“Não vão nos calar! Nunca! É preciso estar atento e forte…” (Fábio Porchat, ator, em resposta ao atentado sofrido pela produtora do programa “Porta dos Fundos”).
O fundamentalismo e a intolerância mostraram suas garras na véspera do Natal, com o ataque terrorista-fascista praticado contra a produtora do programa “Porta dos Fundos”, localizado no bairro do Humaitá, Rio de Janeiro. Na madrugada do dia 24 dois artefatos explosivos, provavelmente coquetéis molotov, foram lançados contra o prédio da produtora.
Recentemente, o especial de Natal da produtora, levado ao ar pela Netflix, foi alvo de protestos por parte de grupos religiosos. O especial, intitulado “A Primeira Tentação de Cristo”, foi ao ar no dia 3 de dezembro e teria sido considerado ofensivo por grupos religiosos, visto que sugeria um relacionamento homossexual entre Jesus e um amigo, com interpretações de Gregório Duvivier e Fábio Porchat.
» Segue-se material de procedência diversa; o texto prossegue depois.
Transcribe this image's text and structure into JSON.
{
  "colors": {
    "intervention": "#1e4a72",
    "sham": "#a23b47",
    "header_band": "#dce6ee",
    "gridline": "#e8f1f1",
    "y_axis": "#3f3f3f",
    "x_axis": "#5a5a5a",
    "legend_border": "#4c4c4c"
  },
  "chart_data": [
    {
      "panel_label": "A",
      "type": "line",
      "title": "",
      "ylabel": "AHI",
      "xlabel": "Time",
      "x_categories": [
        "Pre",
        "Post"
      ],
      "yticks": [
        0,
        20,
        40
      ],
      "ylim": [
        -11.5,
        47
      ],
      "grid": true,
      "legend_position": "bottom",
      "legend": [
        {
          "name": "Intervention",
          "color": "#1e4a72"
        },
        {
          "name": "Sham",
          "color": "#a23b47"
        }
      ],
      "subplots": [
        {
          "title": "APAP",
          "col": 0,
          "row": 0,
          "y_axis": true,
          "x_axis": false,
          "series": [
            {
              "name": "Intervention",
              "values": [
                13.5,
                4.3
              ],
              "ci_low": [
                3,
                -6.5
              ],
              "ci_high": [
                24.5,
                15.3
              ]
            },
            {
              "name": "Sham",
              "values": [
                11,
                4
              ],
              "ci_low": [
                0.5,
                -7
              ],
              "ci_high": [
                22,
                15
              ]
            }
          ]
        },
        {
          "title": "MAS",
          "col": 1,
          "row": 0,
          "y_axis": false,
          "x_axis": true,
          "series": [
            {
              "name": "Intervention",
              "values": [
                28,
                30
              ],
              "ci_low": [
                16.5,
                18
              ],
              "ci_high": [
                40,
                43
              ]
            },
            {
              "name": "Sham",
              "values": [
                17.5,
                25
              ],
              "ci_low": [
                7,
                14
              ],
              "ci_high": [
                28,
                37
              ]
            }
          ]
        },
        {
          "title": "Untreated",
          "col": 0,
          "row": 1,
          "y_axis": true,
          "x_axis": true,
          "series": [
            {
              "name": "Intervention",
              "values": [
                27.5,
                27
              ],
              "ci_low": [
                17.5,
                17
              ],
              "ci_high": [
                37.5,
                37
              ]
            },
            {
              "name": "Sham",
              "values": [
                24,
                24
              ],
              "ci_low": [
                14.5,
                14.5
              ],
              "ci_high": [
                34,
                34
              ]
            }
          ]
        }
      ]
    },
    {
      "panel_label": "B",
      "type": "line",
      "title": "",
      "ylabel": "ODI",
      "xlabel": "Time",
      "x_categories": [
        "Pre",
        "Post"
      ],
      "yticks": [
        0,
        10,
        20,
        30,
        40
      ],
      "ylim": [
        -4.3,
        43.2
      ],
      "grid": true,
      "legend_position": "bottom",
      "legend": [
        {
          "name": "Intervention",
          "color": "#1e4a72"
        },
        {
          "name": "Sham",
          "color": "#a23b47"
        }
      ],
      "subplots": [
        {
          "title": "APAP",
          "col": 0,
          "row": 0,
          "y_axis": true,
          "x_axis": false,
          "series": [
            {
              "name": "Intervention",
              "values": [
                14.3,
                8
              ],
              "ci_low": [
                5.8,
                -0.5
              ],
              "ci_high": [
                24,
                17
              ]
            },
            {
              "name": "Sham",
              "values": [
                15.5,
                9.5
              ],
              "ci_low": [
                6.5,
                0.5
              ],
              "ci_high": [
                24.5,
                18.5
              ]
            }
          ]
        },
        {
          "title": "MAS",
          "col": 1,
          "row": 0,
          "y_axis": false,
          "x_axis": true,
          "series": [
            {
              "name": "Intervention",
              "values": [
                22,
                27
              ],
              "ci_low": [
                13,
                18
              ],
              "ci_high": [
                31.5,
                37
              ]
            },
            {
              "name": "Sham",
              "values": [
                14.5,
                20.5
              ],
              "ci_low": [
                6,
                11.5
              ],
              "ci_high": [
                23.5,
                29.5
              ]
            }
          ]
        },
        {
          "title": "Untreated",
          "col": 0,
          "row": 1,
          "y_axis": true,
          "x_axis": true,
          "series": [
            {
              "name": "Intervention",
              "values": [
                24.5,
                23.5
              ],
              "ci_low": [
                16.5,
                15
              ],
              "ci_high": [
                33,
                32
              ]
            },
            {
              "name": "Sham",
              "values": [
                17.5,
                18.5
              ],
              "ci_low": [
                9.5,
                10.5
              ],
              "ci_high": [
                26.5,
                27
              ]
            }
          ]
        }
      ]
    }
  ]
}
Não faz muito tempo, tivemos invasões de grupos fundamentalistas a museus, fechamento de exposições de arte, censura a apresentações musicais, censura na Ancine, recolhimento de livro da Bienal a mando do prefeito fundamentalista do Rio e o ataque à arte e aos artistas, de um modo geral, virou regra no atual governo. Evidentemente, as investigações sobre o caso estão sendo feitas, mas não está afastada a participação de grupos religiosos fundamentalistas e, consequentemente, intolerantes, no atentado contra a produtora. O lamentável episódio, guardando-se evidentemente as devidas proporções, faz lembrar a ação terrorista sofrida pela revista satírica francesa Charlie Hebdo, que publicava charges do profeta Maomé e que acabou tornando-se alvo de fundamentalistas muçulmanos.
Independentemente do lado religioso, Jesus Cristo foi uma figura histórica e grande parte de sua vida (aliás, a maior) não é descrita pelos Evangelhos e romancear a vida de personagens históricos com ingredientes pitorescos também faz parte da arte, embora essa não seja, por exemplo, a atividade da história e da religião. Pode-se até expressar uma indignação pela abordagem de temas religiosos, inclusive protestos formais. Mas, sem julgar o mérito da questão, a prática da violência é mais do que deplorável e é de bom alvitre lembrar que a violência já vem acontecendo em ataques a terreiros e centros espíritas, motivados exclusivamente por intolerância religiosa e praticados por “milícias em nome de Deus”. Acrescente-se que um pedido foi feito à Justiça para impedir a exibição do especial, o que naturalmente foi negado. Logo, independente de qualquer avaliação estética ou religiosa, a obra tinha todo aparato legal, em um país em que a Constituição, apesar das agressões que sofre, ainda é o que nos restou após a ascensão fascista ao poder.
Segundo nota da assessoria da produtora, o estrago só não foi maior devido à intervenção de um segurança, o que acabou evitando que todo prédio fosse incendiado. Sinais dos tempos. Tempos em que muitos dos que invocam “Deus” e “falam em nome Dele”, espumam de ódio, pregam a matança, a intolerância e a guerra. Pelo que sabemos de Jesus e seus ensinamentos, o perdão por uma suposta “ofensa” seria a melhor resposta. Jamais as bombas lançadas por aqueles que pregam o amor nos templos, mas disseminam o ódio e a violência nas ruas e nas redes sociais.